A member of Villanova University’s student government allegedly used a racial slur against a black student early last month, which ultimately led to the individual’s resignation.
In a post to its Instagram account, the Villanova Student Government Association stated the alleged culprit was put on a “leave of absence” November 3, and then quit the following day.
The post also included resources available to students who might have been affected by the slur ordeal.
Not only did the SGA not respond to the campus newspaper, The Villanovan, for further information on the story, it also did not reply to a more recent College Fix inquiry about what the now-former student senator specifically said.
A subsequent Villanovan story details the responses from the Black Student Union at the SGA’s last public meeting.
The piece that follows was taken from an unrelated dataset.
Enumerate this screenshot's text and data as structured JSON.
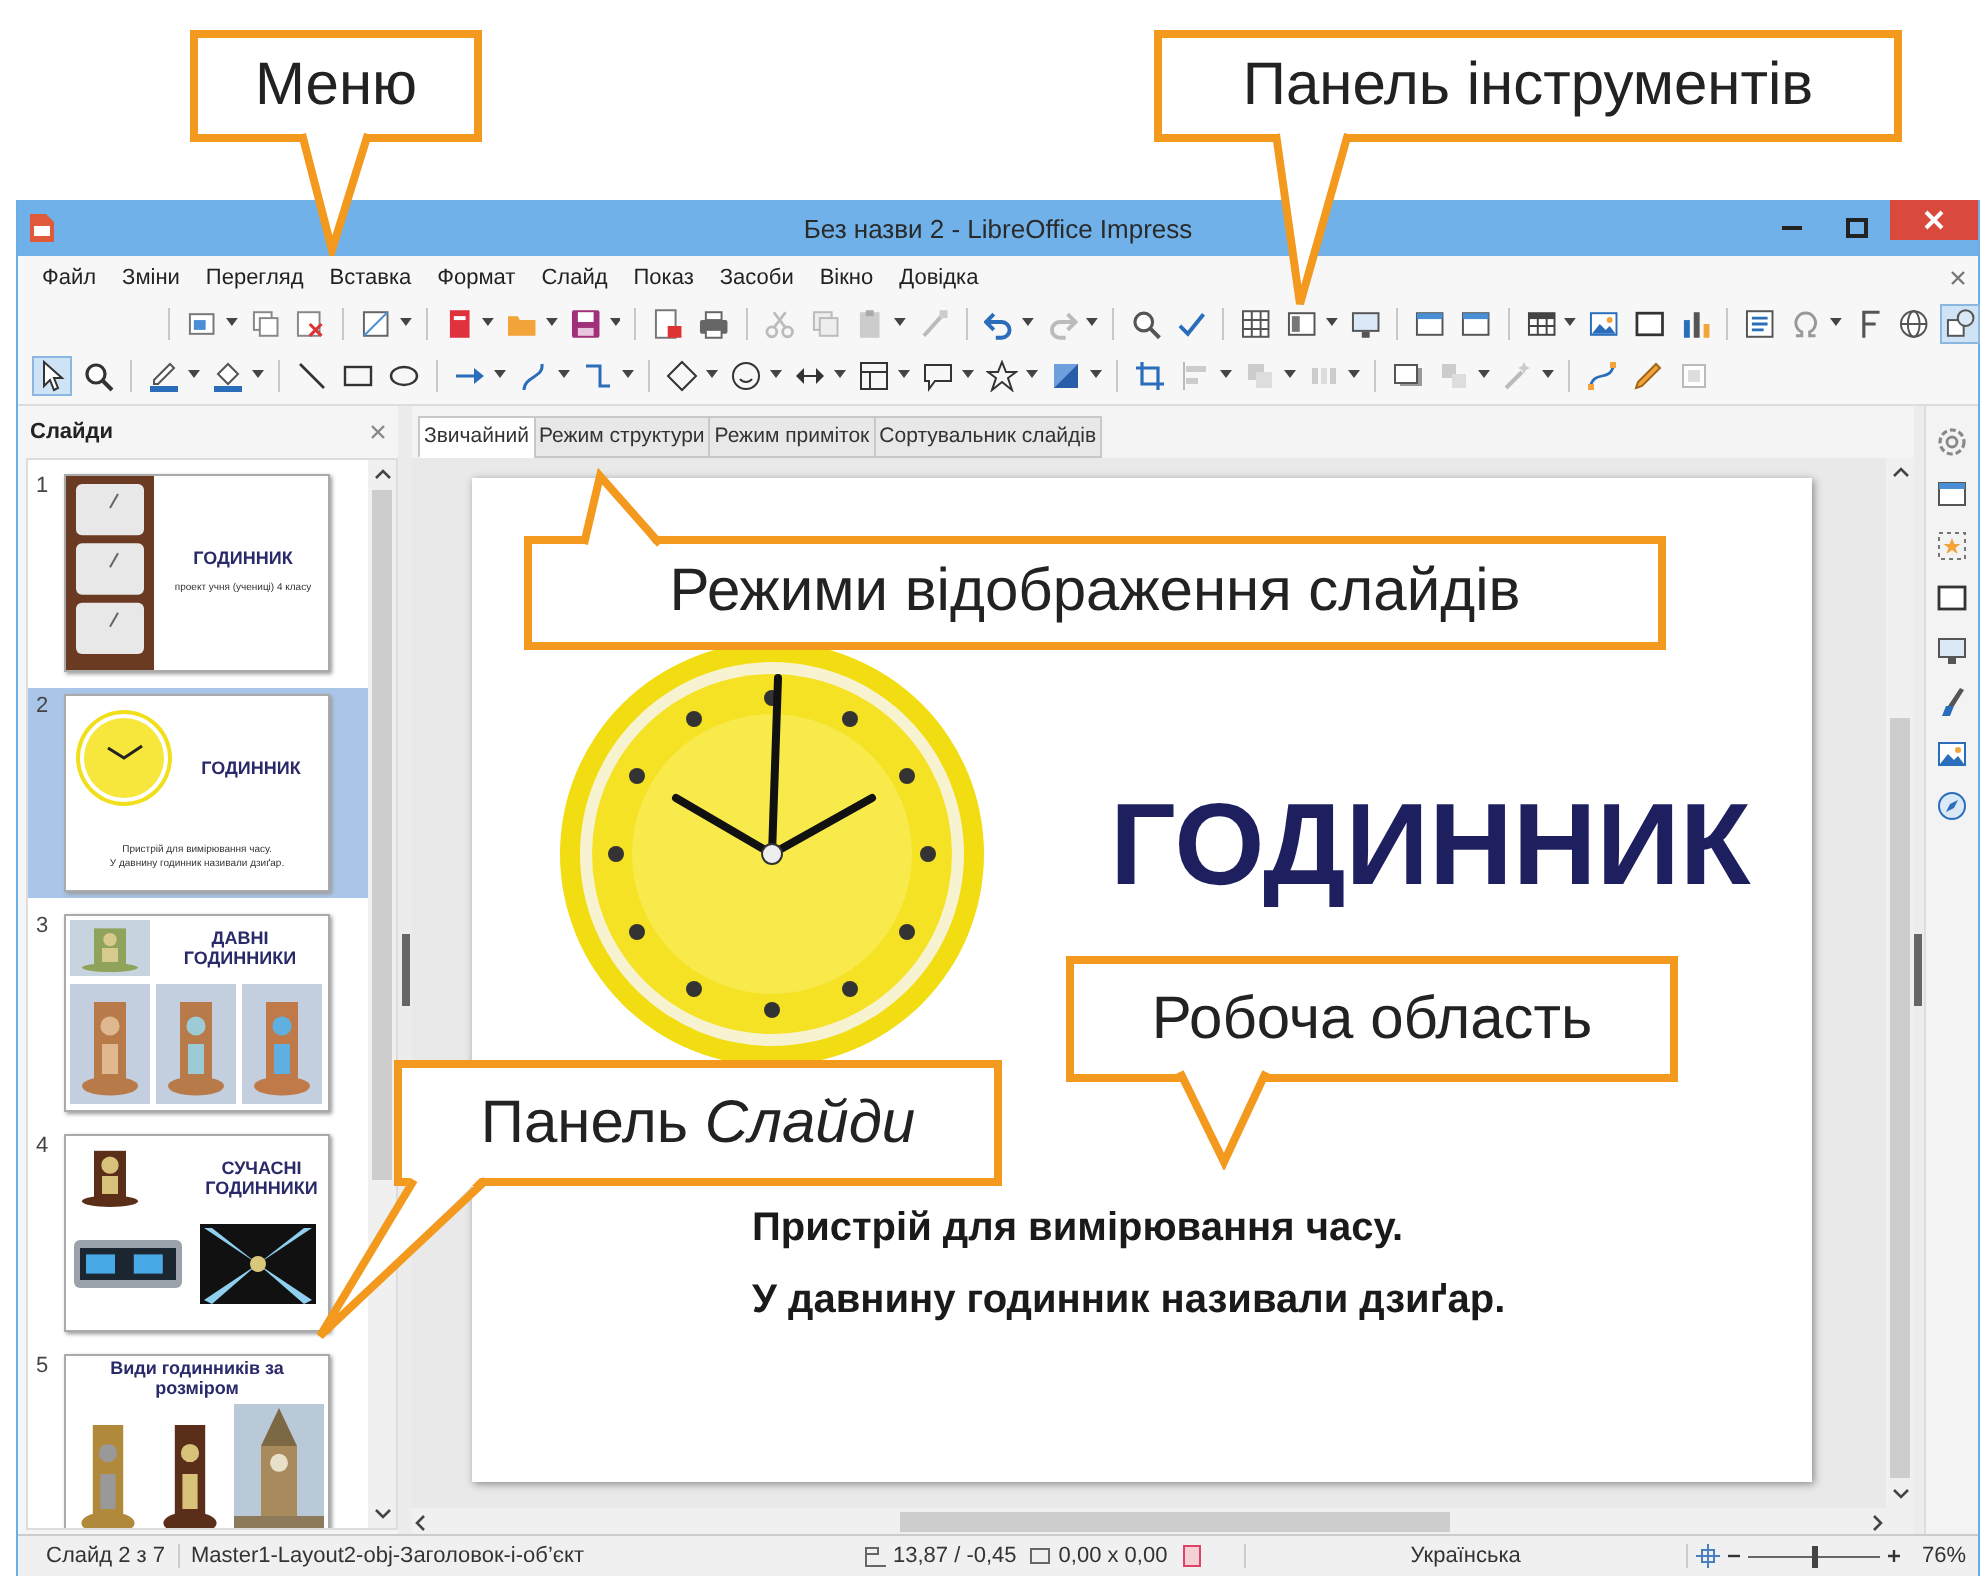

The BSU asserted the racial epithet was “representative of so much more” at the university than just an incident between two individuals.
BSU President Mia Arrington claimed it “indicates greater institutional issues at Villanova and amongst predominantly white institutions in general.”
Freshman BSU members Asata Mander, Reme Hart and Kentron White spoke up after Arrington, calling for more exposure to the issue and concrete action to address the community’s perceived apathy towards the matter. Mander suggested that the SGA should increase vetting and educating efforts for electees to avoid another instance of apparent racism in student leadership.
White added that the Senate’s supportive statements were a step in the right direction but stressed that words were not enough, asserting that it is the SGA’s duty to push for strong disciplinary action in this case and broader change on campus.
“Take these words, take these feelings and truly work towards a better future here at Villanova,” White said, addressing the Senate.
Sophomore Mia Bryant also brought up the issue of the resigned Senator’s possible reelection in future years. She emphasized that they should not be able to hold such a leadership position again to discourage an environment that accepts this behavior on campus.
The SGA’s Lauren Amoo told the BSU members that any additional disciplinary action against the former senator will be confidential in keeping with “standing University policy.” She also said the SGA’s “somewhat restrained public response” about the matter was due to the (alleged) victim’s request for privacy.
SGA Vice President of Diversity, Equity and Inclusion Kristian Olvera noted the SGA began its “Diversity Chats,” a “new [weekly] effort to cultivate open discussion about racial discrimination,” shortly after the incident.